Chapter 1 Introduction

1.1 What is R?

R is a software for data analysis, manipulation and visualization and a well developed and powerful programming language. It is a highly extensible, open-source and free software which compiles and runs on a wide variety of UNIX platforms, Windows and MacOS. The R project was started by Robert Gentleman and Ross Ihaka at the University of Auckland in 1995 and is maintained by the R Core Team (2024), an international group of volunteer developers. The website of the R project is http://www.r-project.org.

Although R works fine by itself, we will use it in combination with RStudio, a so called Integrated Development Environment (IDE) which provides a comfortable graphical user interface and some additional functionalities.

1.2 Installing R

To begin, you should install R and RStudio on your computer. If you are working on a computer that has these programs already installed, you can skip this part. To install R, go to the Comprehensive R Archive Network (CRAN), for example here: https://ftp.fau.de/cran/ and install the Version of R that is suitable for your operating system.

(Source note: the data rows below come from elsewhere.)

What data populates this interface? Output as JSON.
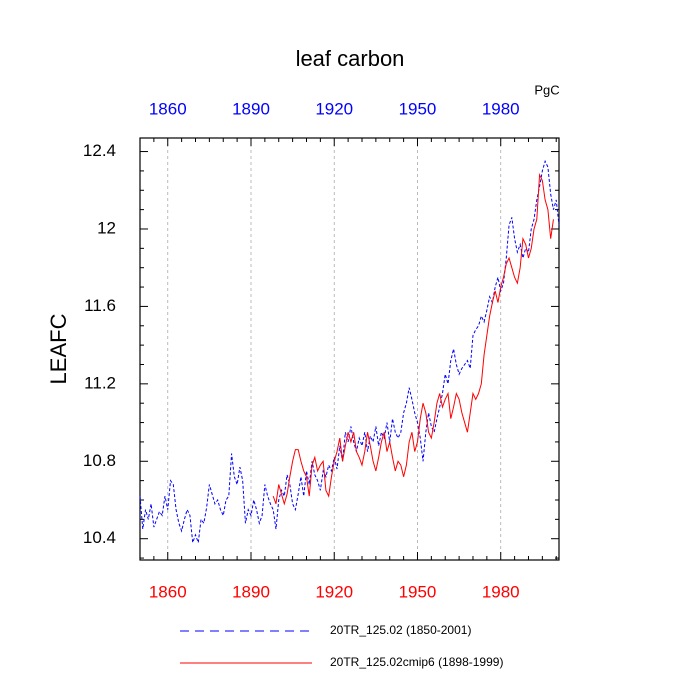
{
  "chart_data": {
    "type": "line",
    "title": "leaf carbon",
    "ylabel": "LEAFC",
    "units": "PgC",
    "x": [
      1850,
      1851,
      1852,
      1853,
      1854,
      1855,
      1856,
      1857,
      1858,
      1859,
      1860,
      1861,
      1862,
      1863,
      1864,
      1865,
      1866,
      1867,
      1868,
      1869,
      1870,
      1871,
      1872,
      1873,
      1874,
      1875,
      1876,
      1877,
      1878,
      1879,
      1880,
      1881,
      1882,
      1883,
      1884,
      1885,
      1886,
      1887,
      1888,
      1889,
      1890,
      1891,
      1892,
      1893,
      1894,
      1895,
      1896,
      1897,
      1898,
      1899,
      1900,
      1901,
      1902,
      1903,
      1904,
      1905,
      1906,
      1907,
      1908,
      1909,
      1910,
      1911,
      1912,
      1913,
      1914,
      1915,
      1916,
      1917,
      1918,
      1919,
      1920,
      1921,
      1922,
      1923,
      1924,
      1925,
      1926,
      1927,
      1928,
      1929,
      1930,
      1931,
      1932,
      1933,
      1934,
      1935,
      1936,
      1937,
      1938,
      1939,
      1940,
      1941,
      1942,
      1943,
      1944,
      1945,
      1946,
      1947,
      1948,
      1949,
      1950,
      1951,
      1952,
      1953,
      1954,
      1955,
      1956,
      1957,
      1958,
      1959,
      1960,
      1961,
      1962,
      1963,
      1964,
      1965,
      1966,
      1967,
      1968,
      1969,
      1970,
      1971,
      1972,
      1973,
      1974,
      1975,
      1976,
      1977,
      1978,
      1979,
      1980,
      1981,
      1982,
      1983,
      1984,
      1985,
      1986,
      1987,
      1988,
      1989,
      1990,
      1991,
      1992,
      1993,
      1994,
      1995,
      1996,
      1997,
      1998,
      1999,
      2000,
      2001
    ],
    "series": [
      {
        "name": "20TR_125.02 (1850-2001)",
        "color": "#0000ff",
        "dash": true,
        "values": [
          10.62,
          10.45,
          10.55,
          10.5,
          10.58,
          10.46,
          10.5,
          10.54,
          10.52,
          10.62,
          10.55,
          10.7,
          10.68,
          10.55,
          10.48,
          10.44,
          10.5,
          10.55,
          10.52,
          10.38,
          10.42,
          10.38,
          10.5,
          10.48,
          10.56,
          10.68,
          10.63,
          10.58,
          10.6,
          10.55,
          10.52,
          10.6,
          10.62,
          10.84,
          10.72,
          10.68,
          10.77,
          10.7,
          10.48,
          10.55,
          10.52,
          10.6,
          10.55,
          10.48,
          10.52,
          10.68,
          10.62,
          10.58,
          10.55,
          10.45,
          10.6,
          10.65,
          10.62,
          10.73,
          10.68,
          10.58,
          10.55,
          10.63,
          10.72,
          10.62,
          10.75,
          10.68,
          10.8,
          10.73,
          10.7,
          10.65,
          10.75,
          10.72,
          10.78,
          10.75,
          10.82,
          10.76,
          10.88,
          10.8,
          10.95,
          10.9,
          10.98,
          10.9,
          10.85,
          10.92,
          10.88,
          10.95,
          10.85,
          10.93,
          10.9,
          10.98,
          10.88,
          10.95,
          10.92,
          11.0,
          10.9,
          11.02,
          10.95,
          10.92,
          10.95,
          11.05,
          11.1,
          11.18,
          11.12,
          11.05,
          11.0,
          10.92,
          10.8,
          10.95,
          11.05,
          10.98,
          10.95,
          11.02,
          11.08,
          11.15,
          11.25,
          11.2,
          11.32,
          11.38,
          11.3,
          11.25,
          11.28,
          11.3,
          11.32,
          11.28,
          11.45,
          11.48,
          11.5,
          11.55,
          11.52,
          11.58,
          11.65,
          11.62,
          11.7,
          11.75,
          11.68,
          11.72,
          11.85,
          12.02,
          12.06,
          11.95,
          11.88,
          11.92,
          11.85,
          11.9,
          11.88,
          12.0,
          12.05,
          12.15,
          12.22,
          12.3,
          12.35,
          12.32,
          12.18,
          12.1,
          12.15,
          12.02
        ]
      },
      {
        "name": "20TR_125.02cmip6 (1898-1999)",
        "color": "#ff0000",
        "dash": false,
        "values": [
          null,
          null,
          null,
          null,
          null,
          null,
          null,
          null,
          null,
          null,
          null,
          null,
          null,
          null,
          null,
          null,
          null,
          null,
          null,
          null,
          null,
          null,
          null,
          null,
          null,
          null,
          null,
          null,
          null,
          null,
          null,
          null,
          null,
          null,
          null,
          null,
          null,
          null,
          null,
          null,
          null,
          null,
          null,
          null,
          null,
          null,
          null,
          null,
          10.62,
          10.58,
          10.68,
          10.63,
          10.58,
          10.63,
          10.72,
          10.8,
          10.86,
          10.86,
          10.8,
          10.75,
          10.72,
          10.62,
          10.78,
          10.82,
          10.75,
          10.78,
          10.8,
          10.65,
          10.62,
          10.72,
          10.8,
          10.85,
          10.92,
          10.8,
          10.88,
          10.95,
          10.9,
          10.95,
          10.85,
          10.82,
          10.78,
          10.85,
          10.95,
          10.88,
          10.8,
          10.75,
          10.82,
          10.9,
          10.95,
          10.85,
          10.9,
          10.82,
          10.75,
          10.8,
          10.78,
          10.72,
          10.78,
          10.9,
          10.95,
          10.85,
          10.9,
          11.02,
          11.1,
          11.05,
          10.95,
          10.92,
          11.0,
          11.1,
          11.15,
          11.08,
          11.12,
          11.15,
          11.02,
          11.08,
          11.15,
          11.12,
          11.05,
          11.0,
          10.95,
          11.05,
          11.15,
          11.12,
          11.15,
          11.2,
          11.35,
          11.45,
          11.55,
          11.62,
          11.68,
          11.62,
          11.7,
          11.75,
          11.82,
          11.85,
          11.8,
          11.75,
          11.72,
          11.8,
          11.95,
          11.92,
          11.85,
          11.9,
          12.0,
          12.05,
          12.28,
          12.25,
          12.15,
          12.1,
          11.95,
          12.05,
          null,
          null
        ]
      }
    ],
    "xlim": [
      1850,
      2001
    ],
    "xticks": [
      1860,
      1890,
      1920,
      1950,
      1980
    ],
    "xminorticks": [
      1855,
      1865,
      1870,
      1875,
      1880,
      1885,
      1895,
      1900,
      1905,
      1910,
      1915,
      1925,
      1930,
      1935,
      1940,
      1945,
      1955,
      1960,
      1965,
      1970,
      1975,
      1985,
      1990,
      1995,
      2000
    ],
    "ylim": [
      10.29,
      12.47
    ],
    "yticks": [
      10.4,
      10.8,
      11.2,
      11.6,
      12.0,
      12.4
    ],
    "yminorticks": [
      10.3,
      10.5,
      10.6,
      10.7,
      10.9,
      11.0,
      11.1,
      11.3,
      11.4,
      11.5,
      11.7,
      11.8,
      11.9,
      12.1,
      12.2,
      12.3
    ],
    "grid": true,
    "top_tick_color": "#0000ff",
    "bottom_tick_color": "#ff0000"
  }
}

After you have installed R, visit https://posit.co/download/rstudio-desktop/ and download and install RStudio Desktop. Check whether you can open RStudio by clicking on the RStudio icon on your desktop or by searching it in your taskbar.

1.3 Getting to know RStudio

RStudio is generally divided into four subwindows. The upper and lower right windows in RStudio will be explained when they become relevant in the following chapters. If you see only three subwindows upon opening RStudio, click File > New File > R Script. The upper left window is the R Script were you write your code. The lower left window is the console. There the code that you have written in the script gets excecuted and the results are displayed.

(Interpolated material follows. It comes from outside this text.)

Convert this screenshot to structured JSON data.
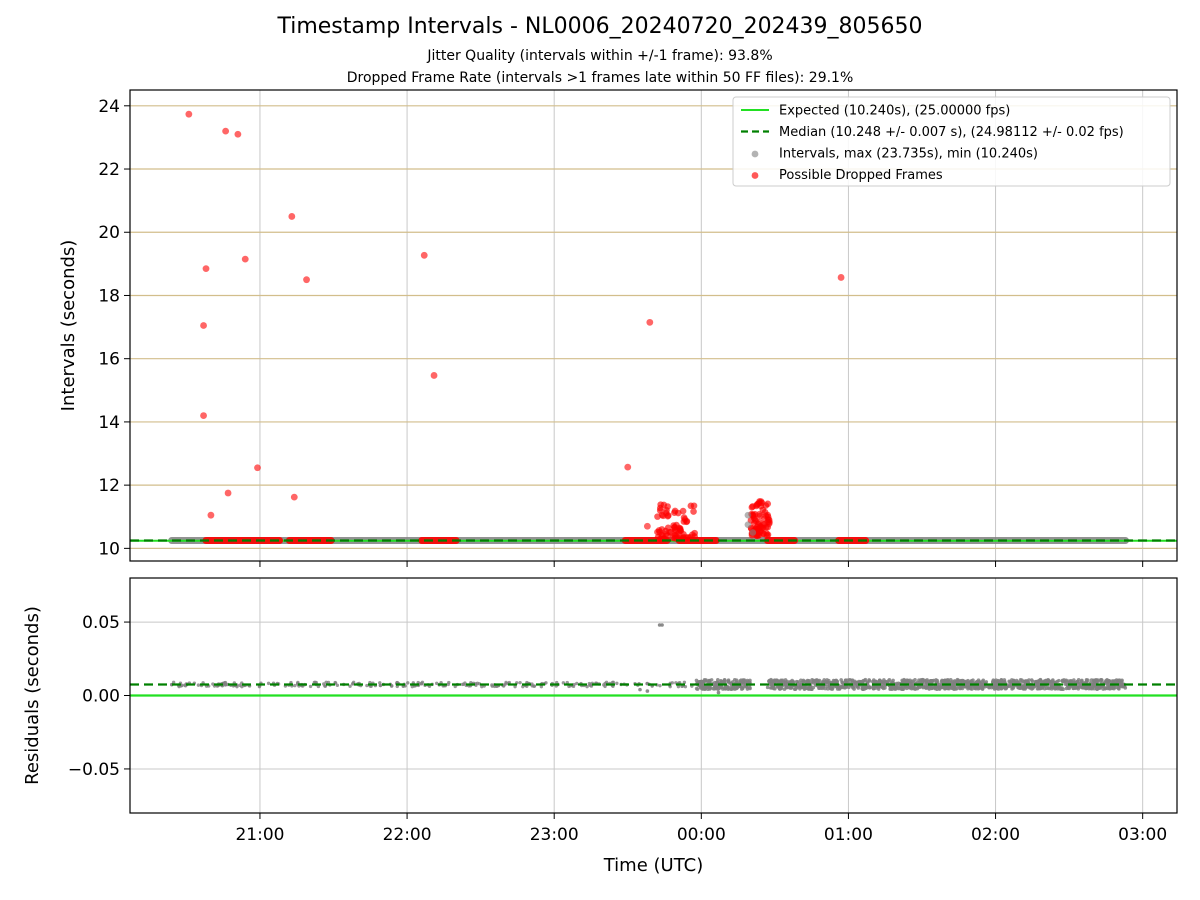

To try this out, type 1+1 into your script. Then mark this piece of code and either click on the Run symbol in the upper right corner or press Ctrl + Enter on your keyboard.

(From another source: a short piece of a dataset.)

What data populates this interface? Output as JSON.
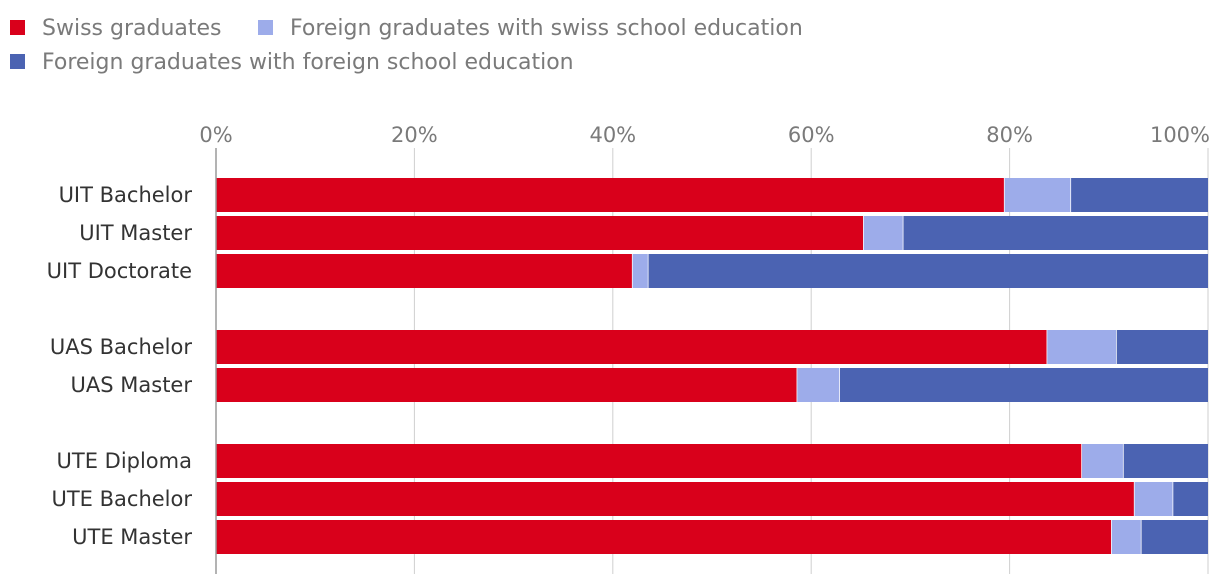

As you can see, the code gets reprinted in the console behind the >, which is called the prompt. The result [1] 2 is displayed directly below. The process of sending code from the script to the console is called running or executing your code. It is possible to write code directly into the console next to the prompt and executing it by hitting Enter. However, we strongly advise typing all of your code out in the script before executing it, since this makes rerunning and changing your code way easier. To make your code more humanly readable, you can comment it in your script. Any line in your script that begins with a # will not be evaluated when send to the console but will be merely printed out:

#R does not calculate 1+1 if it is written like this:

#1+1

Anything you write in R that is not a comment is case sensitive, which means for example A and a are not the same thing to R.

1.4 R as a calculator

As you have seen in the example above, R can be used as an ordinary calculator. You can use + and - for addition and subtraction, * and / for multiplication and division and ^ for exponentiation.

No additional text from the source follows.